Regex Matching Attribute Selectors

By James Edwards

They don’t exist, but wouldn’t that be so cool? I’ve no idea how hard it would be to implement, or how to expensive to parse, but wouldn’t it just be the bomb?

Let’s say I have a bunch of elements, all with similar class names, which have some shared styling but also need individual rules, for example:

<ul id="menu">
	<li id="menu-home"><a href="/">Home</a></li>
	<li id="menu-products"><a href="/products/">Products</a></li>
	<li id="menu-about"><a href="/about/">About</a></li>
</ul>

I could do image replacement on those list-items to create a graphical navigation bar, with rules like this:

--ADVERTISEMENT--

#menu li
{
	background:none #fff no-repeat;
}

#menu li#menu-home
{
	background-image:url("home.png");
}

#menu li#menu-products
{
	background-image:url("products.png");
}

#menu li#menu-about
{
	background-image:url("about.png");
}

Not too bad, but as the structure grows in size, so the CSS grows too.
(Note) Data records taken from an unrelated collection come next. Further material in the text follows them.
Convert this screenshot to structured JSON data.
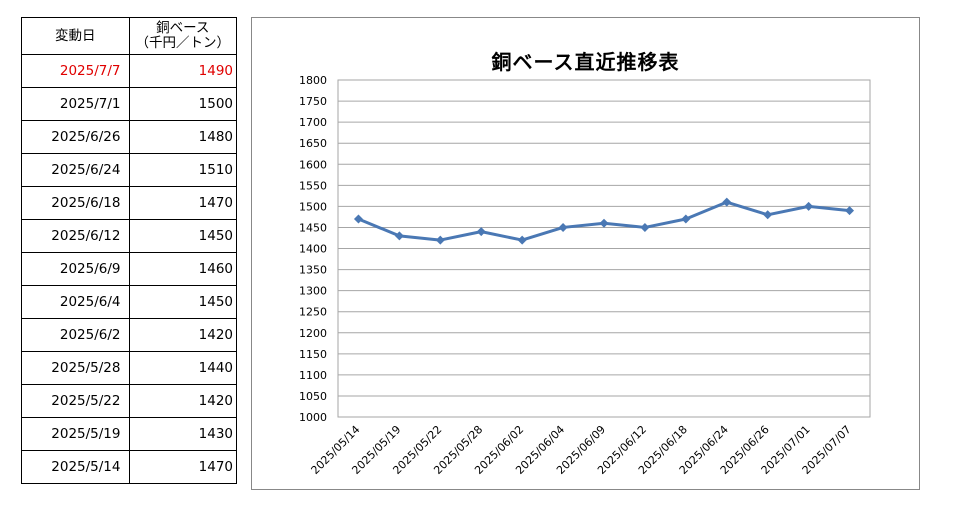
{
  "table": {
    "header": {
      "date": "変動日",
      "price_line1": "銅ベース",
      "price_line2": "（千円／トン）"
    },
    "rows": [
      {
        "date": "2025/7/7",
        "price": "1490"
      },
      {
        "date": "2025/7/1",
        "price": "1500"
      },
      {
        "date": "2025/6/26",
        "price": "1480"
      },
      {
        "date": "2025/6/24",
        "price": "1510"
      },
      {
        "date": "2025/6/18",
        "price": "1470"
      },
      {
        "date": "2025/6/12",
        "price": "1450"
      },
      {
        "date": "2025/6/9",
        "price": "1460"
      },
      {
        "date": "2025/6/4",
        "price": "1450"
      },
      {
        "date": "2025/6/2",
        "price": "1420"
      },
      {
        "date": "2025/5/28",
        "price": "1440"
      },
      {
        "date": "2025/5/22",
        "price": "1420"
      },
      {
        "date": "2025/5/19",
        "price": "1430"
      },
      {
        "date": "2025/5/14",
        "price": "1470"
      }
    ]
  },
  "colors": {
    "latest_row": "#e00000",
    "series_line": "#4a78b4",
    "grid": "#a6a6a6"
  },
  "chart_data": {
    "type": "line",
    "title": "銅ベース直近推移表",
    "categories": [
      "2025/05/14",
      "2025/05/19",
      "2025/05/22",
      "2025/05/28",
      "2025/06/02",
      "2025/06/04",
      "2025/06/09",
      "2025/06/12",
      "2025/06/18",
      "2025/06/24",
      "2025/06/26",
      "2025/07/01",
      "2025/07/07"
    ],
    "series": [
      {
        "values": [
          1470,
          1430,
          1420,
          1440,
          1420,
          1450,
          1460,
          1450,
          1470,
          1510,
          1480,
          1500,
          1490
        ]
      }
    ],
    "ylim": [
      1000,
      1800
    ],
    "ytick_step": 50,
    "grid": "horizontal",
    "marker": "diamond",
    "legend": "none",
    "xlabel": "",
    "ylabel": ""
  }
}
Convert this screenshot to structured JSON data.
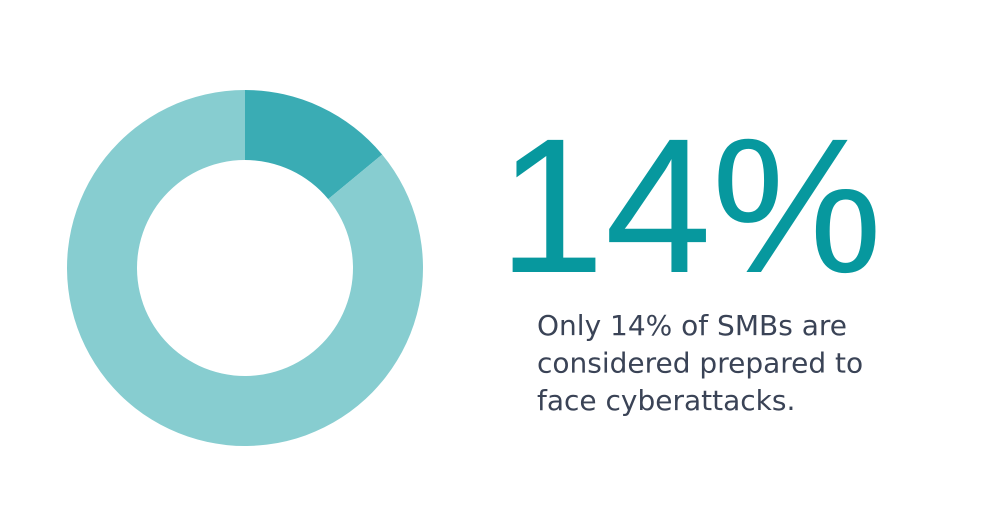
{
  "chart_data": {
    "type": "donut",
    "values": [
      14,
      86
    ],
    "value_labels": [
      "14%",
      null
    ],
    "colors": [
      "#3aacb4",
      "#87cdd0"
    ],
    "caption": [
      "Only 14% of SMBs are",
      "considered prepared to",
      "face cyberattacks."
    ]
  }
}
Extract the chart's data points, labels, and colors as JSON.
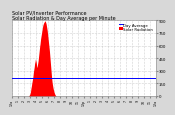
{
  "title": "Solar PV/Inverter Performance\nSolar Radiation & Day Average per Minute",
  "title_fontsize": 3.5,
  "bg_color": "#d8d8d8",
  "plot_bg_color": "#ffffff",
  "bar_color": "#ff0000",
  "avg_line_color": "#0000ff",
  "avg_value": 220,
  "ylim": [
    0,
    900
  ],
  "yticks": [
    0,
    150,
    300,
    450,
    600,
    750,
    900
  ],
  "ytick_fontsize": 2.8,
  "xtick_fontsize": 2.3,
  "grid_color": "#aaaaaa",
  "legend_fontsize": 2.8,
  "bar_data": [
    0,
    0,
    0,
    0,
    0,
    0,
    0,
    0,
    0,
    0,
    0,
    0,
    0,
    0,
    0,
    0,
    0,
    0,
    0,
    0,
    0,
    0,
    0,
    0,
    0,
    0,
    0,
    0,
    0,
    0,
    0,
    0,
    0,
    0,
    0,
    0,
    0,
    0,
    0,
    0,
    0,
    0,
    0,
    0,
    0,
    0,
    0,
    0,
    0,
    0,
    0,
    0,
    0,
    0,
    0,
    0,
    0,
    0,
    0,
    0,
    2,
    5,
    8,
    12,
    18,
    25,
    35,
    50,
    70,
    95,
    110,
    130,
    155,
    170,
    190,
    210,
    230,
    260,
    290,
    310,
    330,
    350,
    380,
    400,
    410,
    440,
    430,
    420,
    400,
    380,
    350,
    340,
    360,
    380,
    400,
    420,
    450,
    480,
    510,
    540,
    570,
    600,
    620,
    650,
    680,
    700,
    720,
    740,
    760,
    780,
    800,
    820,
    840,
    850,
    860,
    870,
    875,
    880,
    885,
    890,
    895,
    890,
    880,
    870,
    860,
    840,
    820,
    800,
    780,
    750,
    720,
    690,
    660,
    630,
    600,
    570,
    540,
    500,
    460,
    420,
    380,
    340,
    300,
    260,
    220,
    190,
    160,
    140,
    120,
    100,
    85,
    70,
    58,
    47,
    37,
    28,
    20,
    14,
    9,
    5,
    2,
    1,
    0,
    0,
    0,
    0,
    0,
    0,
    0,
    0,
    0,
    0,
    0,
    0,
    0,
    0,
    0,
    0,
    0,
    0,
    0,
    0,
    0,
    0,
    0,
    0,
    0,
    0,
    0,
    0,
    0,
    0,
    0,
    0,
    0,
    0,
    0,
    0,
    0,
    0,
    0,
    0,
    0,
    0,
    0,
    0,
    0,
    0,
    0,
    0,
    0,
    0,
    0,
    0,
    0,
    0,
    0,
    0,
    0,
    0,
    0,
    0,
    0,
    0,
    0,
    0,
    0,
    0,
    0,
    0,
    0,
    0,
    0,
    0,
    0,
    0,
    0,
    0,
    0,
    0,
    0,
    0,
    0,
    0,
    0,
    0,
    0,
    0,
    0,
    0,
    0,
    0,
    0,
    0,
    0,
    0,
    0,
    0,
    0,
    0,
    0,
    0,
    0,
    0,
    0,
    0,
    0,
    0,
    0,
    0,
    0,
    0,
    0,
    0,
    0,
    0,
    0,
    0,
    0,
    0,
    0,
    0,
    0,
    0,
    0,
    0,
    0,
    0,
    0,
    0,
    0,
    0,
    0,
    0,
    0,
    0,
    0,
    0,
    0,
    0,
    0,
    0,
    0,
    0,
    0,
    0,
    0,
    0,
    0,
    0,
    0,
    0,
    0,
    0,
    0,
    0,
    0,
    0,
    0,
    0,
    0,
    0,
    0,
    0,
    0,
    0,
    0,
    0,
    0,
    0,
    0,
    0,
    0,
    0,
    0,
    0,
    0,
    0,
    0,
    0,
    0,
    0,
    0,
    0,
    0,
    0,
    0,
    0,
    0,
    0,
    0,
    0,
    0,
    0,
    0,
    0,
    0,
    0,
    0,
    0,
    0,
    0,
    0,
    0,
    0,
    0,
    0,
    0,
    0,
    0,
    0,
    0,
    0,
    0,
    0,
    0,
    0,
    0,
    0,
    0,
    0,
    0,
    0,
    0,
    0,
    0,
    0,
    0,
    0,
    0,
    0,
    0,
    0,
    0,
    0,
    0,
    0,
    0,
    0,
    0,
    0,
    0,
    0,
    0,
    0,
    0,
    0,
    0,
    0,
    0,
    0,
    0,
    0,
    0,
    0,
    0,
    0,
    0,
    0,
    0,
    0,
    0,
    0,
    0,
    0,
    0,
    0,
    0,
    0,
    0,
    0,
    0,
    0,
    0,
    0,
    0,
    0,
    0,
    0,
    0,
    0,
    0,
    0,
    0,
    0,
    0,
    0,
    0,
    0,
    0,
    0,
    0,
    0,
    0,
    0,
    0,
    0,
    0,
    0,
    0,
    0,
    0,
    0,
    0,
    0,
    0,
    0,
    0,
    0,
    0,
    0,
    0,
    0,
    0,
    0,
    0,
    0,
    0,
    0,
    0,
    0,
    0,
    0,
    0,
    0,
    0,
    0,
    0,
    0,
    0,
    0,
    0,
    0,
    0,
    0,
    0,
    0,
    0,
    0,
    0,
    0,
    0,
    0,
    0,
    0,
    0,
    0,
    0,
    0,
    0,
    0,
    0,
    0,
    0,
    0,
    0,
    0,
    0,
    0,
    0,
    0,
    0,
    0
  ],
  "xtick_labels": [
    "12a",
    "1",
    "2",
    "3",
    "4",
    "5",
    "6",
    "7",
    "8",
    "9",
    "10",
    "11",
    "12p",
    "1",
    "2",
    "3",
    "4",
    "5",
    "6",
    "7",
    "8",
    "9",
    "10",
    "11",
    "12a"
  ],
  "legend_items": [
    {
      "label": "Day Average",
      "color": "#0000ff"
    },
    {
      "label": "Solar Radiation",
      "color": "#ff0000"
    }
  ]
}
If the structure got very large so the CSS would become equally verbose; not to mention the fact that I have to manually edit it each time a new item is added.

But what if I could just do this:

#menu li[id%="/^menu-([a-z]+)$/"]
{
	background-image:url("$1.png");
}

Now my menu styles are infinitely extensible — I can add any number of new items, without ever having to touch the CSS!